Equity bears hunting for excess in the stock market might be better off worrying about bond prices, Alan Greenspan says. That's where the actual bubble is, and when it pops, it'll be bad for everyone.
"By any measure, real long-term interest rates are much too low and therefore unsustainable," the former Federal Reserve chairman, 91, said in an interview. "When they move higher they are likely to move reasonably fast. We are experiencing a bubble, not in stock prices but in bond prices. This is not discounted in the marketplace."
While the consensus of Wall Street forecasters is still for low rates to persist, Greenspan isn't alone in warning they will break higher quickly as the era of global central-bank monetary accommodation ends.
Deutsche Bank AG's Binky Chadha says real Treasury yields sit far below where actual growth levels suggest they should be. Tom Porcelli, chief U.S. economist at RBC Capital Markets, says it's only a matter of time before inflationary pressures hit the bond market.
"The real problem is that when the bond-market bubble collapses, long-term interest rates will rise," Greenspan said. "We are moving into a different phase of the economy — to a stagflation not seen since the 1970s. That is not good for asset prices."
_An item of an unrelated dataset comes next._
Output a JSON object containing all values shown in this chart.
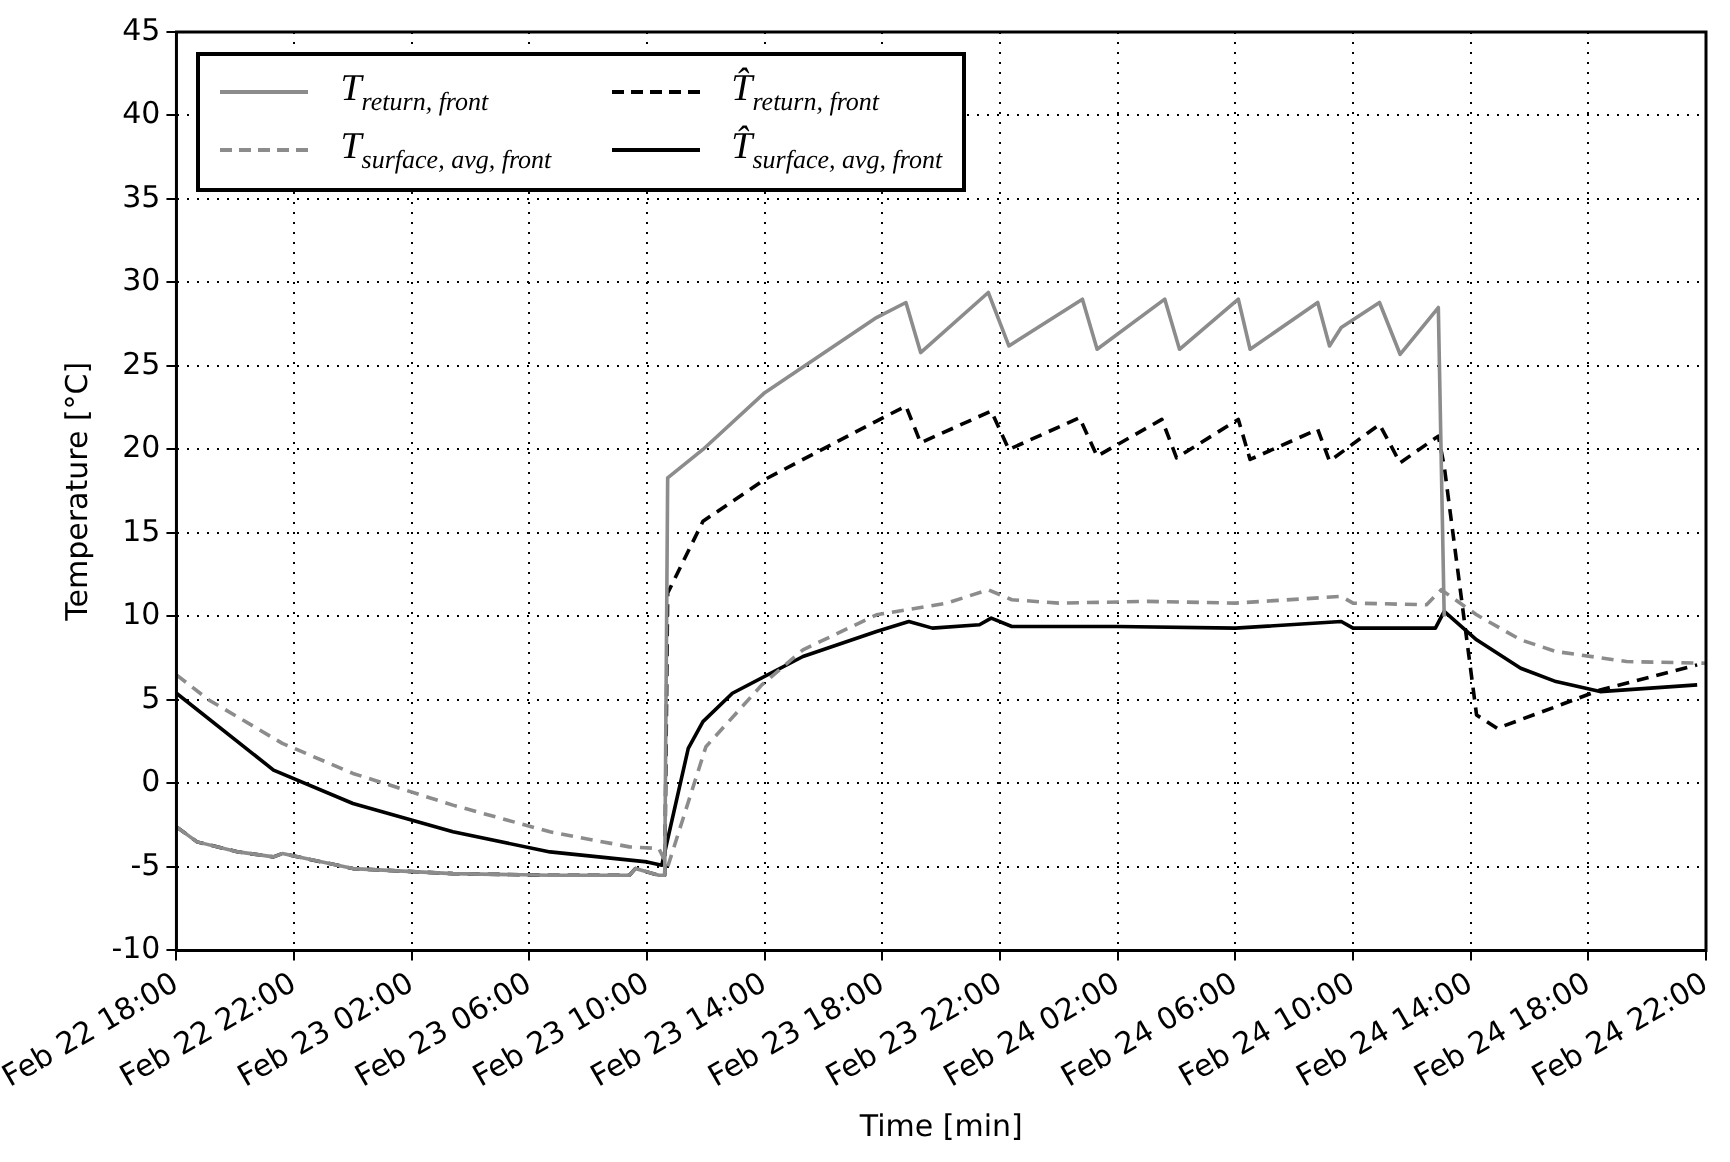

Stocks, in particular, will suffer with bonds, as surging real interest rates will challenge one of the few remaining valuation cases that looks more gently upon U.S. equity prices, Greenspan argues.
'Fed Model'
While hardly universally accepted, the theory underpinning his view, known as the Fed Model, holds that as long as bonds are rallying faster than stocks, investors are justified in sticking with the less-inflated asset.